The annual Western Rice Belt Production Conference will be held on Wednesday, January 17, 2018 at the El Campo Civic Center.  Registration for the conference will begin at 7:45 a.m., with the main program to begin at 8:10 a.m.  After a catered lunch, provided by area agribusiness sponsors, the program will conclude at 2:15 p.m. 

This joint effort of our Western Rice Belt planning committee, The Texas A&M AgriLife Extension Service, U.S. Rice Producers Association, and Texas A&M AgriLife Research will offer growers and others the opportunity to hear presentations from the top Extension and Research scientists from Texas as well as respected individuals from the rice industry.  Topics and speakers will include:  Association updates from U.S. Rice Producers and USA Rice; Rice Boards in Texas; The Outlook for Rice in 2018”, Dennis Delaughter; Rice Disease Management Update, Dr. Shane Zhou; Weed Management Update, Dr. Muthu Bagavathiannan; Insect Management in Rice, Dr. Mo Way; Pesticide Laws and Regs Update, Greg Baker; and a 2018 Farm Bill Update from Dr. Joe Outlaw.  The Texas Rice Council will also conduct their Annual Meeting in conjunction with the 2018 Western Rice Belt Conference.  The Texas Rice Council will conduct their producer elections during the lunch hour, following the announcement of the Rice Poster Contest results.

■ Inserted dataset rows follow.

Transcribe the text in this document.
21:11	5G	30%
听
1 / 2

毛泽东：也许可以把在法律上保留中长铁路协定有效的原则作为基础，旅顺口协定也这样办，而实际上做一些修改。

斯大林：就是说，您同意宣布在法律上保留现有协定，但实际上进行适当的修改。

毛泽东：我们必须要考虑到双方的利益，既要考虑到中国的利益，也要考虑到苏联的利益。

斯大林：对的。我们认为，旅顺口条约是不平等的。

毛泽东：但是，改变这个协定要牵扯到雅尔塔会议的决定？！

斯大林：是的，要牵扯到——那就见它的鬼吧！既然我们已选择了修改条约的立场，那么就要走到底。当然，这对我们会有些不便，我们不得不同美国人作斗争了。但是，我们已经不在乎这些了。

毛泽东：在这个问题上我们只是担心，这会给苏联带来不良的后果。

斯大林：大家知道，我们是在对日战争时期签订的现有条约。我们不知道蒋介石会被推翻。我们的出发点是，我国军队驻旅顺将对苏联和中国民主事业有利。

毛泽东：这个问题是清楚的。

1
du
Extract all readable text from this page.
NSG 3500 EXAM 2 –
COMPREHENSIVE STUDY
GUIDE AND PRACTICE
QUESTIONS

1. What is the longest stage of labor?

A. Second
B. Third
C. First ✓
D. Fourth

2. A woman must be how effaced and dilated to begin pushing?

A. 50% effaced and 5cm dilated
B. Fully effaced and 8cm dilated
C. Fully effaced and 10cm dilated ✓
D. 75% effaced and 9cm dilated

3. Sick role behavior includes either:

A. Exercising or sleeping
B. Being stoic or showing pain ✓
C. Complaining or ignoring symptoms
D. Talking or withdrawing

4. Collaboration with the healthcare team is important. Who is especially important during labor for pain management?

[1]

For more information, contact the Texas AgriLife Extension office in Colorado County at 979-732-2082; or Wharton County at 979-532-3310; or go to http://wharton.agrilife.org and click on Events to view a flyer for the Rice Conference. 2  CEU’s (1 L&R and 1  IPM) for TDA Pesticide Applicators will be awarded at this event.  CCA hours have been applied for and will be offered pending approval.  Pesticide Applicators are reminded to provide their Pesticide Applicator License number at registration.